Richard J Simpson, PhD

Clinical and Translational Oncology Program

Biography

Dr. Simpson completed his training in exercise physiology and immunology at Edinburgh Napier University in Scotland before spending nine years as a faculty member at the University of Houston. He studies the effects of exercise and stress on the immune system. Major cross-cutting themes of his work are aging (immunosenescence), cancer and spaceflight, with a particular interest in how adrenergic receptor signaling can be used to improve cellular products for hematopoietic stem cell transplantation and immunotherapy. He serves on the editorial board of the following journals: Brain, behavior & Immunity; Immunity and Ageing; and Exercise Immunology Reviews. His current research is supported by NASA and the National Cancer Institute. 

Cancer Focus

Dr. Simpson is interested in complementary approaches to hematopoietic stem cell transplantation and adoptive transfer immunotherapy for the treatment of both blood cancers and solid tumors.

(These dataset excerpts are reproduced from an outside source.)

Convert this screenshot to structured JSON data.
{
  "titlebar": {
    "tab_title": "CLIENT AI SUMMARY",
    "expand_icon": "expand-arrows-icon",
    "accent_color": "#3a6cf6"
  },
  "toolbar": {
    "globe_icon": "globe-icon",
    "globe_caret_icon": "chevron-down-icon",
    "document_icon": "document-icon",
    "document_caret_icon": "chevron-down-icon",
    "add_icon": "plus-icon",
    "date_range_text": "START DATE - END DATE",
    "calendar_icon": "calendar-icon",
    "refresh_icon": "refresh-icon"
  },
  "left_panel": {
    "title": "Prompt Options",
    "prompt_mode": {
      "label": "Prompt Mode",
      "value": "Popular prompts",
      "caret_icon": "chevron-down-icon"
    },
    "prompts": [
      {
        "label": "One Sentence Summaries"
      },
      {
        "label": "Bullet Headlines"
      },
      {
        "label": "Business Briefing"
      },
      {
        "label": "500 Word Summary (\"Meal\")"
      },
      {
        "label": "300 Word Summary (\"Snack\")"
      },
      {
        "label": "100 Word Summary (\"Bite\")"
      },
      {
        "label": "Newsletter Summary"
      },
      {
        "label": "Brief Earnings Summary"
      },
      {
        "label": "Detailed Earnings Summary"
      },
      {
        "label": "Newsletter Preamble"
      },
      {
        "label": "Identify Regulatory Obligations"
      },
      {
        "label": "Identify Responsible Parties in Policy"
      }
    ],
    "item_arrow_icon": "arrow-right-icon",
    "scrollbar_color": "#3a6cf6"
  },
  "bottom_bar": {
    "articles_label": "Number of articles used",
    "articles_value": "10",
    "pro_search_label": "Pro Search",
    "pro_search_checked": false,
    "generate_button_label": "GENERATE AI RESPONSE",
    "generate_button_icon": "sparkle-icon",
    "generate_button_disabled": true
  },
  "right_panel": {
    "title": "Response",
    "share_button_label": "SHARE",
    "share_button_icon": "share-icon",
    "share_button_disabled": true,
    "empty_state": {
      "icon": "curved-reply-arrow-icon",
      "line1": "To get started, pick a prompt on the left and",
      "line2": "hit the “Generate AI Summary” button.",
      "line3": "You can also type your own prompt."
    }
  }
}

He is currently using approaches that target beta-2 adrenergic receptor signaling (e.g. exercise, isoproterenol infusion) to improve the composition of allogeneic peripheral blood stem cell grafts with the view to minimizing graft-versus-host-disease and evoking stronger graft versus leukemia effects. He is also interested in the anti-tumor potential of gamma-delta T-cells and NK-cells and how these can be manufactured ex vivo and used therapeutically to treat a wide range of malignancies.